Now that it’s done, we’re ready to test the system. There are no moving parts, so it’s completely silent. That’s already a huge bonus, especially if you need a distraction-free environment. For me, I’ll be gaming on it, and not having a fan buzzing away is certainly a welcome feature.
While I’m not going to dive too much into the “how” on installing emulation and arcade front ends, there’s certainly enough resources for that here. However, I can tell you this is the first Raspberry Pi I’ve used and I’m honestly blown away.
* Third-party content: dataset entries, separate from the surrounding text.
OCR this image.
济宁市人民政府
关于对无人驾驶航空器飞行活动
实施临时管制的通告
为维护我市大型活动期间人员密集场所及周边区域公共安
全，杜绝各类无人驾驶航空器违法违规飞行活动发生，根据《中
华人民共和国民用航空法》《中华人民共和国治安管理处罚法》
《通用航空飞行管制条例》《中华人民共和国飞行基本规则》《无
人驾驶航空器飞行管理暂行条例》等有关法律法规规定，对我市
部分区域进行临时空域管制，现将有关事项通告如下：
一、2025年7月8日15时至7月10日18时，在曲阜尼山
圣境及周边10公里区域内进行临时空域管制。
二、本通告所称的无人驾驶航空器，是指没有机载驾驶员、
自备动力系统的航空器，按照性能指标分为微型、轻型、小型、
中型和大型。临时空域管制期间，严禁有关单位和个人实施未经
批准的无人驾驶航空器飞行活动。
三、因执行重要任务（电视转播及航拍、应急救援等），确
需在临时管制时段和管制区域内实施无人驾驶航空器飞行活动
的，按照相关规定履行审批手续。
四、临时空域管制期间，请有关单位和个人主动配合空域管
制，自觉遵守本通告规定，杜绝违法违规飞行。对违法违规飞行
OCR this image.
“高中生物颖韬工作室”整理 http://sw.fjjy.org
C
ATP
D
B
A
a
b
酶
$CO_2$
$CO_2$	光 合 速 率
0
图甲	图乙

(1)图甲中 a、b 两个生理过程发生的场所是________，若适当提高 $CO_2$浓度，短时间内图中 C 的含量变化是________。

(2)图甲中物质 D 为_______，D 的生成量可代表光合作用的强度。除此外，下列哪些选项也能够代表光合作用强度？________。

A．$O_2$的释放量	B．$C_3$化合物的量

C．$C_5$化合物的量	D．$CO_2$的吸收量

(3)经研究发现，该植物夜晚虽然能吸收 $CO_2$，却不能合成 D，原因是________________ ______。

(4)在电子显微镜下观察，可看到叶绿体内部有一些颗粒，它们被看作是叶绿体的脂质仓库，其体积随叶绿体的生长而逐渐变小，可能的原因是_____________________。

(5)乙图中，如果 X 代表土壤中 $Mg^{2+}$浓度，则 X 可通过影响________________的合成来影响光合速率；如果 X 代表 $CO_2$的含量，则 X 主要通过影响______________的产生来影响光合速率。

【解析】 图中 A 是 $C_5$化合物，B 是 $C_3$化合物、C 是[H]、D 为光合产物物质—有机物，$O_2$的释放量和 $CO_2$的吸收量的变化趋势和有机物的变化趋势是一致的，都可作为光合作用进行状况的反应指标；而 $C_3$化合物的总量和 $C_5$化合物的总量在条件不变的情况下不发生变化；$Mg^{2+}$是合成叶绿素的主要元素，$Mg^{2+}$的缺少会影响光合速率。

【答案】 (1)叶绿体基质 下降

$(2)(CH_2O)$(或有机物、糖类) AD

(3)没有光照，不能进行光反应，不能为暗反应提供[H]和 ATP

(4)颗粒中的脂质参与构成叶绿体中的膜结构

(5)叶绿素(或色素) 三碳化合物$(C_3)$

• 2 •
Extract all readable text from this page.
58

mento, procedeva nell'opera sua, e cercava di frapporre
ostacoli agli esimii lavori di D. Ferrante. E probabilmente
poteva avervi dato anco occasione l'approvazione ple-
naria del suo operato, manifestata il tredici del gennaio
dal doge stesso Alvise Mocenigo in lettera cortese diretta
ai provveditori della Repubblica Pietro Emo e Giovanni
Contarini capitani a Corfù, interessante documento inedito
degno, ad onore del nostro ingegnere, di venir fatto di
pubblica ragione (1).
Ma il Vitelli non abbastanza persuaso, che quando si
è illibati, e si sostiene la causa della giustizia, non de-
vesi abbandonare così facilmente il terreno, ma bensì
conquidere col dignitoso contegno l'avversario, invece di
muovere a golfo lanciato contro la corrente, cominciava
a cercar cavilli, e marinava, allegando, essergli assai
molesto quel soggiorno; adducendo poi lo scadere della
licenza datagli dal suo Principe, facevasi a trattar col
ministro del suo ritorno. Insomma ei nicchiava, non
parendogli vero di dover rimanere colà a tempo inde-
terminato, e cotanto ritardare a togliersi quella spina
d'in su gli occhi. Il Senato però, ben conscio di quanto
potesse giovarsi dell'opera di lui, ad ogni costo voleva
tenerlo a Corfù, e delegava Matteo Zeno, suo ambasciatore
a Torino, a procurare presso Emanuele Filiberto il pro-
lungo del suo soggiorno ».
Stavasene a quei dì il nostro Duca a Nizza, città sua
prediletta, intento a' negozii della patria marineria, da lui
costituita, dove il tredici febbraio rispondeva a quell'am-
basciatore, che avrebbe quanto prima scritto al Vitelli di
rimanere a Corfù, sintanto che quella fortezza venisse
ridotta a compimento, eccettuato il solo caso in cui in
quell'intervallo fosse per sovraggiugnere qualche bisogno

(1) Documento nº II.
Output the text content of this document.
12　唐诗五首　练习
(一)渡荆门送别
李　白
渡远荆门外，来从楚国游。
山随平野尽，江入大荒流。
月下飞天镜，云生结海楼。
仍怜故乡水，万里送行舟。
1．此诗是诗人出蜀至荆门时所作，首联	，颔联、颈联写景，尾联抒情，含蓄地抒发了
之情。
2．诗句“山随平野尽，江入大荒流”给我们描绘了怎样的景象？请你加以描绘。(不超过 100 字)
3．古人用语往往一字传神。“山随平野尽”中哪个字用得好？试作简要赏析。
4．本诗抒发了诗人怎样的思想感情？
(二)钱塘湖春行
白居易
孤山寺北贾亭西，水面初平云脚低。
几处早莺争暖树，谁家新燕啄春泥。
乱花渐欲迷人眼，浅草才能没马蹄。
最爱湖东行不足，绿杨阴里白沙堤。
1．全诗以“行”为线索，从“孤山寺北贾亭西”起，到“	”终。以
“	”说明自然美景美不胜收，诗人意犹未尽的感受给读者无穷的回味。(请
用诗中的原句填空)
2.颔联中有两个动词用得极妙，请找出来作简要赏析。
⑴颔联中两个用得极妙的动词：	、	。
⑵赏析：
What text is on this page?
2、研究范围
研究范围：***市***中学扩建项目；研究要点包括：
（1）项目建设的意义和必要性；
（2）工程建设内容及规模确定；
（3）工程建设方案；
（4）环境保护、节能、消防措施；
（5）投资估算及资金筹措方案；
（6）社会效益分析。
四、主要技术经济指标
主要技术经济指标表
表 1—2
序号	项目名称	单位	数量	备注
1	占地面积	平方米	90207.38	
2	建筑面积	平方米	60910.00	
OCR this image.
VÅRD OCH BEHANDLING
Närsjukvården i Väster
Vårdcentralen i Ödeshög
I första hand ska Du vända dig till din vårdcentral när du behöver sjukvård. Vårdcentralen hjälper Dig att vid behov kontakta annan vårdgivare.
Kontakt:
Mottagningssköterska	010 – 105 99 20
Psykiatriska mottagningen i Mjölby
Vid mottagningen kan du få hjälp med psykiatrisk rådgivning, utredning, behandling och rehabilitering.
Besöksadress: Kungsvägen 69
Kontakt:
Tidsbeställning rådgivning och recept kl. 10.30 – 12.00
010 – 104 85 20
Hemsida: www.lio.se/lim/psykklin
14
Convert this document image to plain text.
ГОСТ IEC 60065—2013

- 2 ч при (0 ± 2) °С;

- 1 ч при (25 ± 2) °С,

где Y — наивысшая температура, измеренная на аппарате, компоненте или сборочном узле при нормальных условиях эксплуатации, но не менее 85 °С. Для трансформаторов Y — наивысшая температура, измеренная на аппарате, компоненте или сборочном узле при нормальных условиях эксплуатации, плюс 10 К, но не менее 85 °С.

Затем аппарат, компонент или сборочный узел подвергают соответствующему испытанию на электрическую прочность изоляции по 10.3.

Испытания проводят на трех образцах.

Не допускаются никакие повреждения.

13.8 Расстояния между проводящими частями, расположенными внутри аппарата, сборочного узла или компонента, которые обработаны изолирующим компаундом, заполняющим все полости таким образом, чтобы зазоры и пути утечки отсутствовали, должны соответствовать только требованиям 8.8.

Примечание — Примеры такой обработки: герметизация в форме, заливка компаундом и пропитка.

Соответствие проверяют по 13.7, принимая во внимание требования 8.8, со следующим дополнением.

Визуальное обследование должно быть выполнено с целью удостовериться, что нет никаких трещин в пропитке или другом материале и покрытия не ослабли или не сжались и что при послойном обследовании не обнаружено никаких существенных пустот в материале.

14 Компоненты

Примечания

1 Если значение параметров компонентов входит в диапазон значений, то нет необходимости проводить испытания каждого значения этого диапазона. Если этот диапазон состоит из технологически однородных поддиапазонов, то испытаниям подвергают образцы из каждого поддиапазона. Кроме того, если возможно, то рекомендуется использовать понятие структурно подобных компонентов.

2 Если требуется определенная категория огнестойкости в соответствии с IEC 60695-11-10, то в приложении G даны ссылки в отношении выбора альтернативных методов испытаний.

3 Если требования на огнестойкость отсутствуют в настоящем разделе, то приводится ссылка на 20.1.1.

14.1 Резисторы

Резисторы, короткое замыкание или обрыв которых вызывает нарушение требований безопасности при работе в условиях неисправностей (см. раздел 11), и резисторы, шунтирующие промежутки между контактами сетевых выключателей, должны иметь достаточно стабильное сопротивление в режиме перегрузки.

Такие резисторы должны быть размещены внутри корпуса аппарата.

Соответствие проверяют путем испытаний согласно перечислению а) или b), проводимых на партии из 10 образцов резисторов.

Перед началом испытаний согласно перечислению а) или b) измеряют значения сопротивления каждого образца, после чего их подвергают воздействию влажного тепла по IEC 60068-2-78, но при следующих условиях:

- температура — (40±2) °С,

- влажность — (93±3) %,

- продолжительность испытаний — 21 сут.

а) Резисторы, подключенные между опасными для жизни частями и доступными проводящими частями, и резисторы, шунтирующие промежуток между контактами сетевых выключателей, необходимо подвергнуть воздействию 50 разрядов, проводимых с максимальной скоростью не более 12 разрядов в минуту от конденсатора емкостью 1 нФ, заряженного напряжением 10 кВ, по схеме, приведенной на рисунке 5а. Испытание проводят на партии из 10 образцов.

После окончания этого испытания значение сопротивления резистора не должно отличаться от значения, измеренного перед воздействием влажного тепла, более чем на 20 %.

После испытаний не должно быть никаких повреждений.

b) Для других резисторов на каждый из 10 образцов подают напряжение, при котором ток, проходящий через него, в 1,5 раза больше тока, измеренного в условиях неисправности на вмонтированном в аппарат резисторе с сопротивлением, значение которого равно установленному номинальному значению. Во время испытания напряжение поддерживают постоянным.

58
I mean, of course, it’s all in the case. The AKASA Gem Pro is tuned to ensure that when I’m burning the Pi4’s iGPU to the max, it doesn’t throttle. I mean, what kind of gamer wants heat to compromise their games FPS? None, that’s how many.
Fortunately, I can’t say I saw any issues here what so ever. I’ve had this thing running Soul Calibur using ReDream, Mario64 on Retroarch, and plenty more for the last couple of days and it hasn’t skipped a beat, and I haven’t even turned it off either.
I’m mostly using Retro Pi now though, with the Retropie 4.6 loaded setup found here. The performance was excellent, and it certainly seems the Pi 4 and the AKASA Gem Pro make a great pairing.
If they can handle this together for days on end, I expect a lifetime of desktop usage, digital signage or anything else really will seem pretty easy in comparison.